Databricks Serverless SQL uses a microVM-per-query architecture. Each SQL query executes inside an isolated microVM (Firecracker, the same technology used by AWS Lambda). MicroVMs provide VM-level isolation with near-container startup times (50-150ms). No shared memory, no shared CPU cache, no shared network namespace between queries from different customers.
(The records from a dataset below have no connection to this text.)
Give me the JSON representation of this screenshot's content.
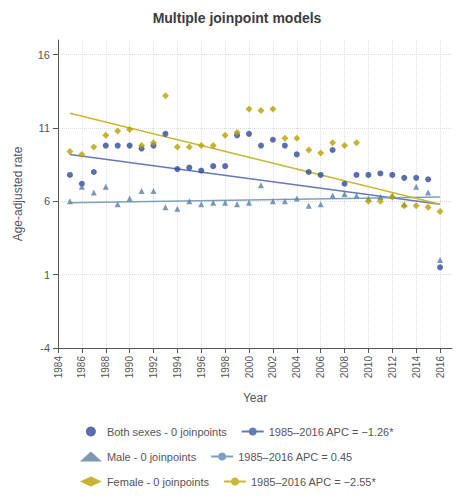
{
  "chart_data": {
    "type": "scatter",
    "title": "Multiple joinpoint models",
    "xlabel": "Year",
    "ylabel": "Age-adjusted rate",
    "xlim": [
      1984,
      2017
    ],
    "ylim": [
      -4,
      17
    ],
    "xticks": [
      1984,
      1986,
      1988,
      1990,
      1992,
      1994,
      1996,
      1998,
      2000,
      2002,
      2004,
      2006,
      2008,
      2010,
      2012,
      2014,
      2016
    ],
    "yticks": [
      -4,
      1,
      6,
      11,
      16
    ],
    "grid": true,
    "legend": "bottom",
    "series": [
      {
        "name": "Both sexes - 0 joinpoints",
        "type": "scatter",
        "marker": "circle",
        "color": "#2e4a9e",
        "x": [
          1985,
          1986,
          1987,
          1988,
          1989,
          1990,
          1991,
          1992,
          1993,
          1994,
          1995,
          1996,
          1997,
          1998,
          1999,
          2000,
          2001,
          2002,
          2003,
          2004,
          2005,
          2006,
          2007,
          2008,
          2009,
          2010,
          2011,
          2012,
          2013,
          2014,
          2015,
          2016
        ],
        "values": [
          7.8,
          7.2,
          8.0,
          9.8,
          9.8,
          9.8,
          9.6,
          9.8,
          10.6,
          8.2,
          8.3,
          8.1,
          8.4,
          8.4,
          10.5,
          10.6,
          9.8,
          10.2,
          9.8,
          9.2,
          8.0,
          7.8,
          9.5,
          7.2,
          7.8,
          7.8,
          7.9,
          7.8,
          7.6,
          7.6,
          7.5,
          1.5
        ]
      },
      {
        "name": "1985–2016 APC = −1.26*",
        "type": "line",
        "line_style": "solid",
        "color": "#6678b8",
        "x": [
          1985,
          2016
        ],
        "values": [
          9.2,
          5.8
        ]
      },
      {
        "name": "Male - 0 joinpoints",
        "type": "scatter",
        "marker": "triangle",
        "color": "#5b7f9e",
        "x": [
          1985,
          1986,
          1987,
          1988,
          1989,
          1990,
          1991,
          1992,
          1993,
          1994,
          1995,
          1996,
          1997,
          1998,
          1999,
          2000,
          2001,
          2002,
          2003,
          2004,
          2005,
          2006,
          2007,
          2008,
          2009,
          2010,
          2011,
          2012,
          2013,
          2014,
          2015,
          2016
        ],
        "values": [
          6.0,
          7.0,
          6.6,
          7.0,
          5.8,
          6.2,
          6.7,
          6.7,
          5.6,
          5.5,
          6.0,
          5.8,
          5.9,
          5.9,
          5.8,
          5.9,
          7.1,
          6.0,
          6.0,
          6.2,
          5.7,
          5.8,
          6.4,
          6.5,
          6.4,
          6.2,
          6.3,
          6.4,
          5.8,
          7.0,
          6.6,
          2.0
        ]
      },
      {
        "name": "1985–2016 APC = 0.45",
        "type": "line",
        "line_style": "solid",
        "color": "#7da0c0",
        "x": [
          1985,
          2016
        ],
        "values": [
          5.9,
          6.3
        ]
      },
      {
        "name": "Female - 0 joinpoints",
        "type": "scatter",
        "marker": "diamond",
        "color": "#b8a000",
        "x": [
          1985,
          1986,
          1987,
          1988,
          1989,
          1990,
          1991,
          1992,
          1993,
          1994,
          1995,
          1996,
          1997,
          1998,
          1999,
          2000,
          2001,
          2002,
          2003,
          2004,
          2005,
          2006,
          2007,
          2008,
          2009,
          2010,
          2011,
          2012,
          2013,
          2014,
          2015,
          2016
        ],
        "values": [
          9.4,
          9.2,
          9.7,
          10.5,
          10.8,
          10.9,
          9.8,
          10.0,
          13.2,
          9.7,
          9.7,
          9.8,
          9.8,
          10.5,
          10.7,
          12.3,
          12.2,
          12.3,
          10.3,
          10.3,
          9.5,
          9.3,
          10.0,
          9.8,
          10.0,
          6.0,
          6.0,
          6.3,
          5.7,
          5.7,
          5.6,
          5.3
        ]
      },
      {
        "name": "1985–2016 APC = −2.55*",
        "type": "line",
        "line_style": "solid",
        "color": "#c8b832",
        "x": [
          1985,
          2016
        ],
        "values": [
          12.0,
          5.8
        ]
      }
    ]
  }
}
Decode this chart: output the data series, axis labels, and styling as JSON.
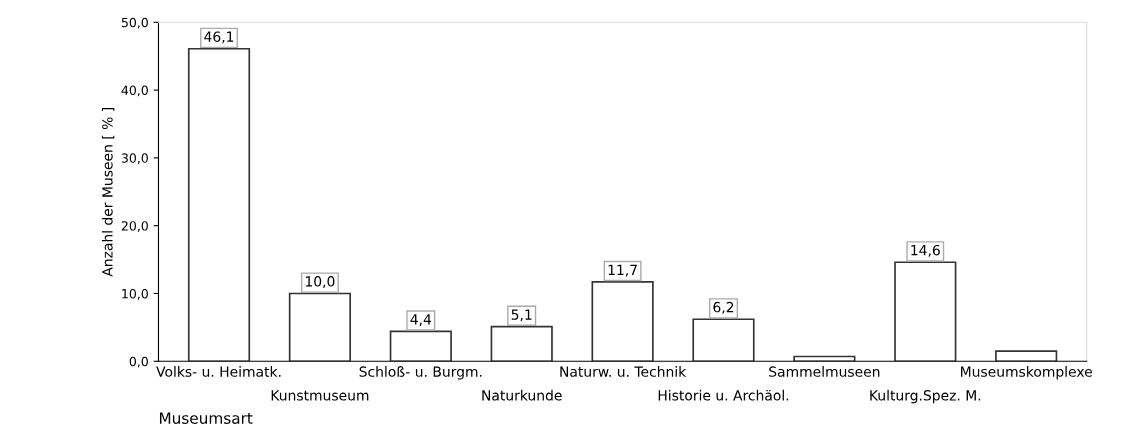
{
  "chart_data": {
    "type": "bar",
    "xlabel": "Museumsart",
    "ylabel": "Anzahl der Museen [ % ]",
    "categories": [
      "Volks- u. Heimatk.",
      "Kunstmuseum",
      "Schloß- u. Burgm.",
      "Naturkunde",
      "Naturw. u. Technik",
      "Historie u. Archäol.",
      "Sammelmuseen",
      "Kulturg.Spez. M.",
      "Museumskomplexe"
    ],
    "values": [
      46.1,
      10.0,
      4.4,
      5.1,
      11.7,
      6.2,
      0.7,
      14.6,
      1.5
    ],
    "value_labels": [
      "46,1",
      "10,0",
      "4,4",
      "5,1",
      "11,7",
      "6,2",
      null,
      "14,6",
      null
    ],
    "color": "#ffffff",
    "ylim": [
      0,
      50
    ],
    "yticks": [
      {
        "value": 0,
        "label": "0,0"
      },
      {
        "value": 10,
        "label": "10,0"
      },
      {
        "value": 20,
        "label": "20,0"
      },
      {
        "value": 30,
        "label": "30,0"
      },
      {
        "value": 40,
        "label": "40,0"
      },
      {
        "value": 50,
        "label": "50,0"
      }
    ],
    "grid": false,
    "legend": false
  }
}
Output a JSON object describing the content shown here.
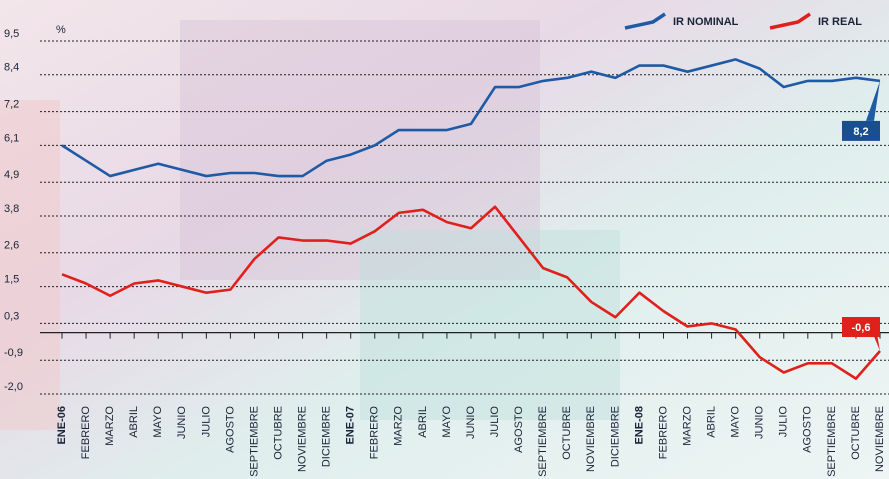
{
  "chart_data": {
    "type": "line",
    "y_unit": "%",
    "categories": [
      "ENE-06",
      "FEBRERO",
      "MARZO",
      "ABRIL",
      "MAYO",
      "JUNIO",
      "JULIO",
      "AGOSTO",
      "SEPTIEMBRE",
      "OCTUBRE",
      "NOVIEMBRE",
      "DICIEMBRE",
      "ENE-07",
      "FEBRERO",
      "MARZO",
      "ABRIL",
      "MAYO",
      "JUNIO",
      "JULIO",
      "AGOSTO",
      "SEPTIEMBRE",
      "OCTUBRE",
      "NOVIEMBRE",
      "DICIEMBRE",
      "ENE-08",
      "FEBRERO",
      "MARZO",
      "ABRIL",
      "MAYO",
      "JUNIO",
      "JULIO",
      "AGOSTO",
      "SEPTIEMBRE",
      "OCTUBRE",
      "NOVIEMBRE"
    ],
    "series": [
      {
        "name": "IR NOMINAL",
        "color": "#1f5aa6",
        "values": [
          6.1,
          5.6,
          5.1,
          5.3,
          5.5,
          5.3,
          5.1,
          5.2,
          5.2,
          5.1,
          5.1,
          5.6,
          5.8,
          6.1,
          6.6,
          6.6,
          6.6,
          6.8,
          8.0,
          8.0,
          8.2,
          8.3,
          8.5,
          8.3,
          8.7,
          8.7,
          8.5,
          8.7,
          8.9,
          8.6,
          8.0,
          8.2,
          8.2,
          8.3,
          8.2
        ],
        "value_labels": [
          null,
          null,
          null,
          null,
          null,
          null,
          null,
          null,
          null,
          null,
          null,
          null,
          null,
          null,
          null,
          null,
          null,
          null,
          null,
          null,
          null,
          null,
          null,
          null,
          null,
          null,
          null,
          null,
          null,
          null,
          null,
          null,
          null,
          null,
          "8,2"
        ]
      },
      {
        "name": "IR REAL",
        "color": "#e0201b",
        "values": [
          1.9,
          1.6,
          1.2,
          1.6,
          1.7,
          1.5,
          1.3,
          1.4,
          2.4,
          3.1,
          3.0,
          3.0,
          2.9,
          3.3,
          3.9,
          4.0,
          3.6,
          3.4,
          4.1,
          3.1,
          2.1,
          1.8,
          1.0,
          0.5,
          1.3,
          0.7,
          0.2,
          0.3,
          0.1,
          -0.8,
          -1.3,
          -1.0,
          -1.0,
          -1.5,
          -0.6
        ],
        "value_labels": [
          null,
          null,
          null,
          null,
          null,
          null,
          null,
          null,
          null,
          null,
          null,
          null,
          null,
          null,
          null,
          null,
          null,
          null,
          null,
          null,
          null,
          null,
          null,
          null,
          null,
          null,
          null,
          null,
          null,
          null,
          null,
          null,
          null,
          null,
          "-0,6"
        ]
      }
    ],
    "ylim": [
      -2.0,
      9.5
    ],
    "yticks": [
      {
        "value": 9.5,
        "label": "9,5"
      },
      {
        "value": 8.4,
        "label": "8,4"
      },
      {
        "value": 7.2,
        "label": "7,2"
      },
      {
        "value": 6.1,
        "label": "6,1"
      },
      {
        "value": 4.9,
        "label": "4,9"
      },
      {
        "value": 3.8,
        "label": "3,8"
      },
      {
        "value": 2.6,
        "label": "2,6"
      },
      {
        "value": 1.5,
        "label": "1,5"
      },
      {
        "value": 0.3,
        "label": "0,3"
      },
      {
        "value": -0.9,
        "label": "-0,9"
      },
      {
        "value": -2.0,
        "label": "-2,0"
      }
    ],
    "grid": true,
    "legend": "top-right"
  }
}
The compute pool (warmed microVMs) is shared, but each running query instance is isolated. At the network layer, each microVM gets a virtual network interface with no routing to other microVMs. At the data layer, Unity Catalog enforces fine-grained access control at the query planning stage - before any data is read, the query planner validates that the requesting workspace has permission to access each referenced table. This happens even on shared compute because the access control logic runs inside the microVM, not as a gate before the compute.
Summary
Multi-tenant ML platforms share expensive GPU infrastructure across teams while maintaining isolation, fairness, and accountability. Kubernetes namespaces provide the isolation unit - separate RBAC, network policies, resource quotas, and storage access per tenant. Fair scheduling (Kueue, Volcano) ensures no team monopolizes the cluster, with guaranteed shares and borrowable capacity from the cohort. Data isolation spans network policies (blocking cross-namespace communication), IAM roles (scoped S3 access per team), and application-layer enforcement (feature store access controls). Cost attribution tracks GPU-hours per team and converts them to dollars, creating the right economic incentives. Tenant onboarding is fully automated - a single script creates namespace, quota, RBAC, network policy, and service account. The Databricks model shows that even at thousands-of-tenants scale, these primitives combine into a system that is both economically efficient and strongly isolated.